I’m halfway through my medical school career at the moment, having finished two years’ pre-clinical medicine and a one-year intercalated degree in bioethics, but unlike my peers I’m also pretty sceptical about the view that general practice is a ‘cop-out’ or a ‘safe option’ for tomorrow’s doctors.
Like many other medical students, I find talking to patients comes pretty naturally. It’s the one part of medical school that I don’t have to Google (it might be more accurate to say – shamefully – Wikipedia), look up in a textbook or guiltily seize the precious time of an enlightened qualified doctor to do well.
My GP placement in the first two years at medical school provided an early opportunity to practice taking a history and examining patients outside of the busy ward environment. The GPs tactically ‘pick’ patients whose symptoms could have been drawn directly from a textbook. I saw classic examples of ‘pink puffers’ and ‘blue bloaters’ on the respiratory placement, heard a heart murmur on the cardiology placement and practiced a cranial nerve examination on a man with Bell’s palsy during the neurology placement. Not only did these patients reinforce scientific teaching but they were also keen to help students learn and forgiving when we didn’t get things right first time.

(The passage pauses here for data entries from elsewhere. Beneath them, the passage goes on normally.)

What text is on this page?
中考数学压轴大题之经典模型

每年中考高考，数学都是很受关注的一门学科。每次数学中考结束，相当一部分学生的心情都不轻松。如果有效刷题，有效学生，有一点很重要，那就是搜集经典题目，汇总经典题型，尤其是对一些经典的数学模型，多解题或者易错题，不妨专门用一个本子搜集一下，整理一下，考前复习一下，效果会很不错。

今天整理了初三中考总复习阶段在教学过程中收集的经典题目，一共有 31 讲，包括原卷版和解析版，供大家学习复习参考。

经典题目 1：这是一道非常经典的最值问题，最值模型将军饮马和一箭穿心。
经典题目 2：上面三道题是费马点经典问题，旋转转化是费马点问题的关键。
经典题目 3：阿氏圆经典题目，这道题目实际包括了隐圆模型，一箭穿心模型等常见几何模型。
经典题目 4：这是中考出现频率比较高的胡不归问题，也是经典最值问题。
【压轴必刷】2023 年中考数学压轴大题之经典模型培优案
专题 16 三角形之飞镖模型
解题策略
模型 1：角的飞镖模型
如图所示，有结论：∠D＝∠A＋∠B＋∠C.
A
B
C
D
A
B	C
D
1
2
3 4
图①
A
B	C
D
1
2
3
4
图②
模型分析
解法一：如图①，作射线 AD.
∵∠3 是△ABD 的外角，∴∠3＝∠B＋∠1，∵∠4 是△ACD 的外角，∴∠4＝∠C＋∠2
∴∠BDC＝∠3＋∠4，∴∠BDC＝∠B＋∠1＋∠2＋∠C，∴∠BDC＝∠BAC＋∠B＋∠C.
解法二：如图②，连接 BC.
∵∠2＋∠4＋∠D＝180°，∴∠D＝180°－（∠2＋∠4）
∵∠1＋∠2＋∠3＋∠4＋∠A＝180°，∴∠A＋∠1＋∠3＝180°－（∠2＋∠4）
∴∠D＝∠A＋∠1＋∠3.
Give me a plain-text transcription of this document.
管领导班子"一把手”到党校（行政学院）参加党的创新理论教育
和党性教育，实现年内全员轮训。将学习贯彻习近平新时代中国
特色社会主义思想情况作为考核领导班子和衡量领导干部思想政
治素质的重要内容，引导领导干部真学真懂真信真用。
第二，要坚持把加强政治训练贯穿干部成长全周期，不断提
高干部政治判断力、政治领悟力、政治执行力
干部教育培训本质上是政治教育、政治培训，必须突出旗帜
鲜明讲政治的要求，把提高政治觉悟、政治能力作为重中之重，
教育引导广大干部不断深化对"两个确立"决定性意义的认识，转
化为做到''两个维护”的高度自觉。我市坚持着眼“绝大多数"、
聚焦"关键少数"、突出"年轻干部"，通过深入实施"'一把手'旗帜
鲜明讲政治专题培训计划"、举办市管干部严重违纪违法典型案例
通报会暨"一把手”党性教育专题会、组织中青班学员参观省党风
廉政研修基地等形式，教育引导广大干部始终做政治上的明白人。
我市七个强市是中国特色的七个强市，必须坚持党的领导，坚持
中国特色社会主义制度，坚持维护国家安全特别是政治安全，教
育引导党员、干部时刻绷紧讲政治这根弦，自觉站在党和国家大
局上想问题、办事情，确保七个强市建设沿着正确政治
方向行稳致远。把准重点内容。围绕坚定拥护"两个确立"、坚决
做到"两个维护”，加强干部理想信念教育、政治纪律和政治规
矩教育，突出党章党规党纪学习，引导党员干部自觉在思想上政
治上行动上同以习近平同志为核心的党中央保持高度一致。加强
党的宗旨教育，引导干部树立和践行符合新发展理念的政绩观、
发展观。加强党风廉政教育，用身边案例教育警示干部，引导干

Yet despite many of my peers having similar positive learning experiences in general practice, many of them still have an aversion to general practice. A fellow medical student told me: ‘Certainly there are those who see it as a back-up job if their attempts to get into other specialties fail. You often hear of people saying, “Oh, if that doesn’t work out I’ll just be a GP.”’ Many of my non-medic friends wonder why I would want to be a GP; pretty 20-somethings view GPs as their ‘go to’ for the morning after pill or antibiotics when their glands are up because they’ve overdone it at university.
Personally, I see a lack of appreciation for what you might call our ‘front-line’ doctors. Maybe it’s because general practice doesn’t seem as glamorous as the specialties; there’s no denying that there is certainly a difference between working in a GPsurgery and working on a hospital ward. Even so, it seems to me that both jobs come with different (and equally valid) pressures.
I’m no Debbie Downer though. I can see that attitudes are changing. A student-led primary care conference organised by Bristol GPSoc earlier this year revealed that you can be ‘more than just a GP’. GPs with special interests such as sexual health, academic GPs and GPs who work abroad gave talks that challenged the misconceptions that many of us – perhaps ignorantly – had about a career in general practice. Despite this, and the existence of ‘gutsy’ movers and shakers in the GP world like Prof Clare Gerada, you’ll still meet many more medical students who declare that they’d rather be a paediatrician or orthopaedic surgeon than a GP.
If medic ‘street cred’ exists then, am I surrendering mine by still liking the idea of a career in general practice?
Chantal Cox-George is a medical student at Bristol University. She is currently undertaking a two-week work experience placement at Pulse.